Optical levitation traps particles in focused laser beams. The trap controls translational motion — center-of-mass oscillations along three axes. For spherical particles, that exhausts the interesting dynamics. For anisotropic particles — hexagonal prisms, for instance — there are also rotational degrees of freedom: spin around the long axis, precession, and the “coin-flip” mode where the prism tumbles end over end like a flipped coin.
The coin-flip mode is harder to control than spin. Spin responds directly to circular polarization. The coin-flip involves the prism's interaction with the field gradient, which depends on the particle's instantaneous orientation in a nonlinear way. Previous approaches modulated power or polarization — blunt instruments for a subtle degree of freedom.

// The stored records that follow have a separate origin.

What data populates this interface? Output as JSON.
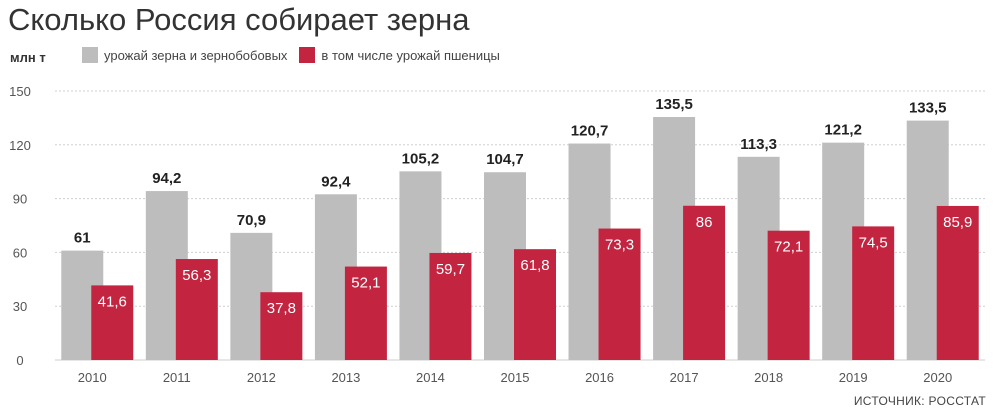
{
  "title": "Сколько Россия собирает зерна",
  "unit_label": "млн т",
  "source": "ИСТОЧНИК: РОССТАТ",
  "colors": {
    "grain": "#bdbdbd",
    "wheat": "#c32440",
    "grid": "#cfcfcf"
  },
  "chart_data": {
    "type": "bar",
    "categories": [
      "2010",
      "2011",
      "2012",
      "2013",
      "2014",
      "2015",
      "2016",
      "2017",
      "2018",
      "2019",
      "2020"
    ],
    "series": [
      {
        "name": "урожай зерна и зернобобовых",
        "values": [
          61,
          94.2,
          70.9,
          92.4,
          105.2,
          104.7,
          120.7,
          135.5,
          113.3,
          121.2,
          133.5
        ],
        "labels": [
          "61",
          "94,2",
          "70,9",
          "92,4",
          "105,2",
          "104,7",
          "120,7",
          "135,5",
          "113,3",
          "121,2",
          "133,5"
        ]
      },
      {
        "name": "в том числе урожай пшеницы",
        "values": [
          41.6,
          56.3,
          37.8,
          52.1,
          59.7,
          61.8,
          73.3,
          86,
          72.1,
          74.5,
          85.9
        ],
        "labels": [
          "41,6",
          "56,3",
          "37,8",
          "52,1",
          "59,7",
          "61,8",
          "73,3",
          "86",
          "72,1",
          "74,5",
          "85,9"
        ]
      }
    ],
    "yticks": [
      "0",
      "30",
      "60",
      "90",
      "120",
      "150"
    ],
    "ylim": [
      0,
      150
    ],
    "grid": true,
    "legend_position": "top-left"
  }
}
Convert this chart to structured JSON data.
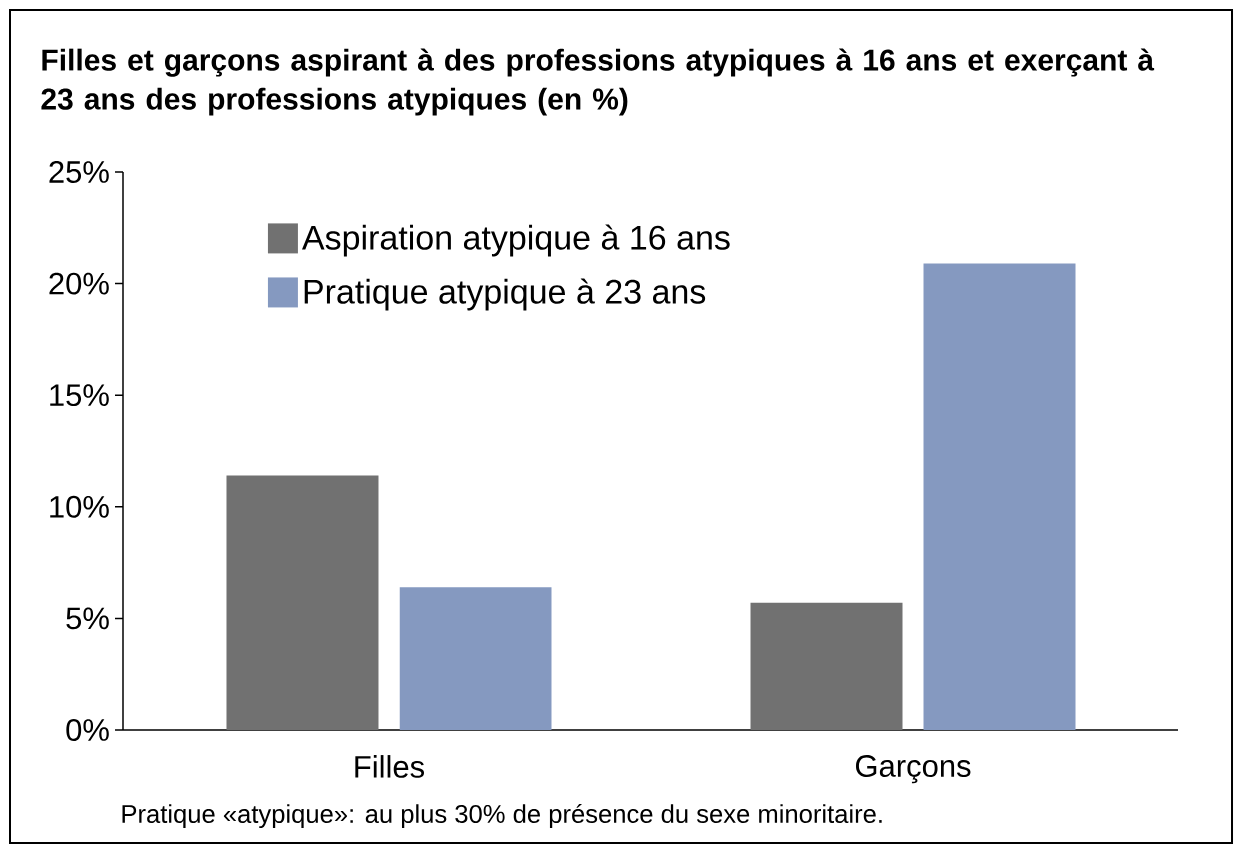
{
  "chart_data": {
    "type": "bar",
    "title": "Filles et garçons aspirant à des professions atypiques à 16 ans et exerçant à 23 ans des professions atypiques (en %)",
    "categories": [
      "Filles",
      "Garçons"
    ],
    "series": [
      {
        "name": "Aspiration atypique à 16 ans",
        "color": "#717171",
        "values": [
          11.4,
          5.7
        ]
      },
      {
        "name": "Pratique atypique à 23 ans",
        "color": "#8599c0",
        "values": [
          6.4,
          20.9
        ]
      }
    ],
    "ylim": [
      0,
      25
    ],
    "yticks": [
      {
        "value": 0,
        "label": "0%"
      },
      {
        "value": 5,
        "label": "5%"
      },
      {
        "value": 10,
        "label": "10%"
      },
      {
        "value": 15,
        "label": "15%"
      },
      {
        "value": 20,
        "label": "20%"
      },
      {
        "value": 25,
        "label": "25%"
      }
    ],
    "legend": "top left",
    "annotations": [
      "Pratique «atypique»: au plus 30% de présence du sexe minoritaire."
    ]
  }
}
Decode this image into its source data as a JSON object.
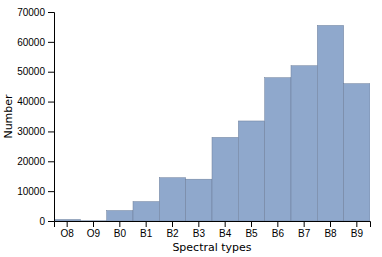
{
  "chart_data": {
    "type": "bar",
    "categories": [
      "O8",
      "O9",
      "B0",
      "B1",
      "B2",
      "B3",
      "B4",
      "B5",
      "B6",
      "B7",
      "B8",
      "B9"
    ],
    "values": [
      500,
      80,
      3500,
      6500,
      14500,
      14000,
      28000,
      33500,
      48000,
      52000,
      65500,
      46000
    ],
    "color": "#8fa8cc",
    "xlabel": "Spectral types",
    "ylabel": "Number",
    "ylim": [
      0,
      70000
    ],
    "yticks": [
      0,
      10000,
      20000,
      30000,
      40000,
      50000,
      60000,
      70000
    ],
    "grid": false
  }
}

Bykov and colleagues (arXiv:2602.20510) control the coin-flip by changing the wavelength of a secondary pump beam illuminating erbium-doped NaYF prisms. Different wavelengths excite different absorption cross-sections in the erbium ions, which changes the thermal distribution within the prism, which changes the radiation pressure torque asymmetry. The control is mediated by the internal spectroscopy of the particle, not by the external field geometry.
The binary modulation is clean enough to encode the ASCII message “hello” into the rotational frequency. At longer timescales, bimodal periodic dynamics appear — the Dzhanibekov effect, where intermediate-axis rotation flips spontaneously between two orientations.
The general observation: when external field parameters are too coarse to control an internal degree of freedom, the control can be routed through the particle's own spectroscopy. The internal structure becomes the actuator. The wavelength selects which internal mode to excite, and the internal mode selects which mechanical degree of freedom responds.